As years went by and the towers graced the skyline, the people adjusted. The World Trade Center towers came to be recognized and appreciated, even worshipped by some, as an integral part of Manhattan's background. It was a glittering silhouette against a black sky, something we can count on. Now a massive heap of smoldering rubble, they've been carted away and we can't count on them anymore. No more skyline.
A majority of people who were uncomfortable years ago with the towers' construction are now uncomfortable that they are missing. They want to rebuild. How times have changed.
In an article entitled "Tragedy Turns Back the Clock," the New York Post on Sunday, September 16 quotes a security guard who works at the Empire State Building. Of that building, he said:
"It's like a great love affair that ended tragically. With her two men gone, she's a sad and lonely lady."
We spend so much time assigning human characteristics to inanimate objects. The New York Times is "the gray lady." Hurricanes are named after women, and now men. A ship out to sea is referred to as "she," not "it."
It has been one week since thousands of lives have perished. Those lives need to be memorialized. Their deaths have to be avenged.
Many Americans believe that not rebuilding the towers is the equivalent of a concession to the terrorists.

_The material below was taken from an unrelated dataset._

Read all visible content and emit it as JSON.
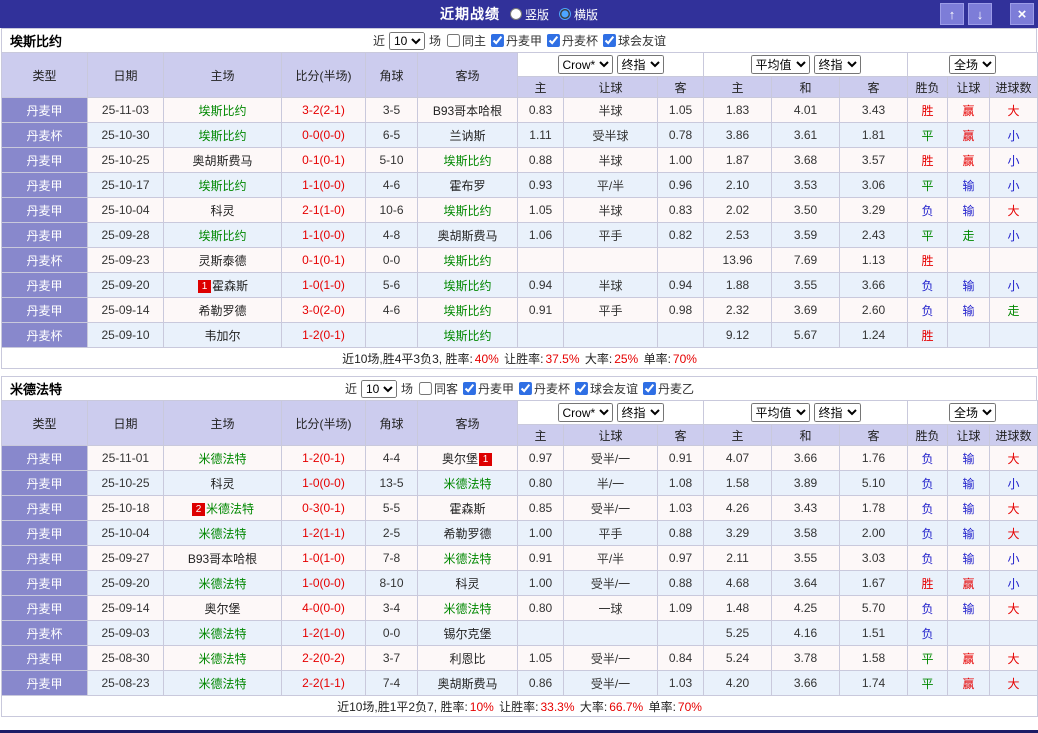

Former New York Mayor Ed Koch believes the towers should be rebuilt "according to the original plans," and that not to do so would "destroy the Wall Street area." State Senator Roy Goodman (R-Manhattan) believes an office building should be built on a different site as "a symbol of the regenerative capacity of our free, democratic society." Certainly, we can rebuild a modified office complex, but not on the spot where those people died. That should be reserved for a Memorial Park, with an eternal flame. Otherwise, future generations will quickly forget what happened here, and why it must be remembered.
I remember the last time I saw the Twin Towers. It was Saturday, August 25, 2001. My husband and I had to go into lower Manhattan to attend to some important business. We stopped at the beautiful Trinity Church and walked through the graveyard, stopping to visit Alexander Hamilton's grave. From that vantage point, only three blocks away, stood the two giant buildings. They were clearly visible against a perfect blue sky, a sky as blue as the one that witnessed their destruction.
I looked at the towers with a sense of admiration, never dreaming that was the last time I'd see them standing upright again.
I don't care. I don't miss them. I miss the human life that resided inside them for so many hours in a business day. Those human lives were like embryos, invisible to the naked eye outside the structures that held them, but living human beings nonetheless. They were aborted by evil. They cannot be reborn.
For the sake of humanity and out of respect for those families whose hearts were torn asunder, I say, do not rebuild. Not in lower Manhattan. Not at this time.
I'm sure the Hollywood producers are already planning a multi-trillion dollar movie project, totally oblivious to the agony of the survivors. We won't be able to stop much of the profit ventures that will ensue from this horror. No amount of money can bring back the dead.
Lest thousands of people one day be forgotten, let's keep our concern where it belongs - with the victims' families. They are still alive. The towers have been annihilated. Let's remember what really counts. Let their loved ones be memorialized where they perished. Let's let our consciences and feelings rise higher and taller than the Twin Towers ever did.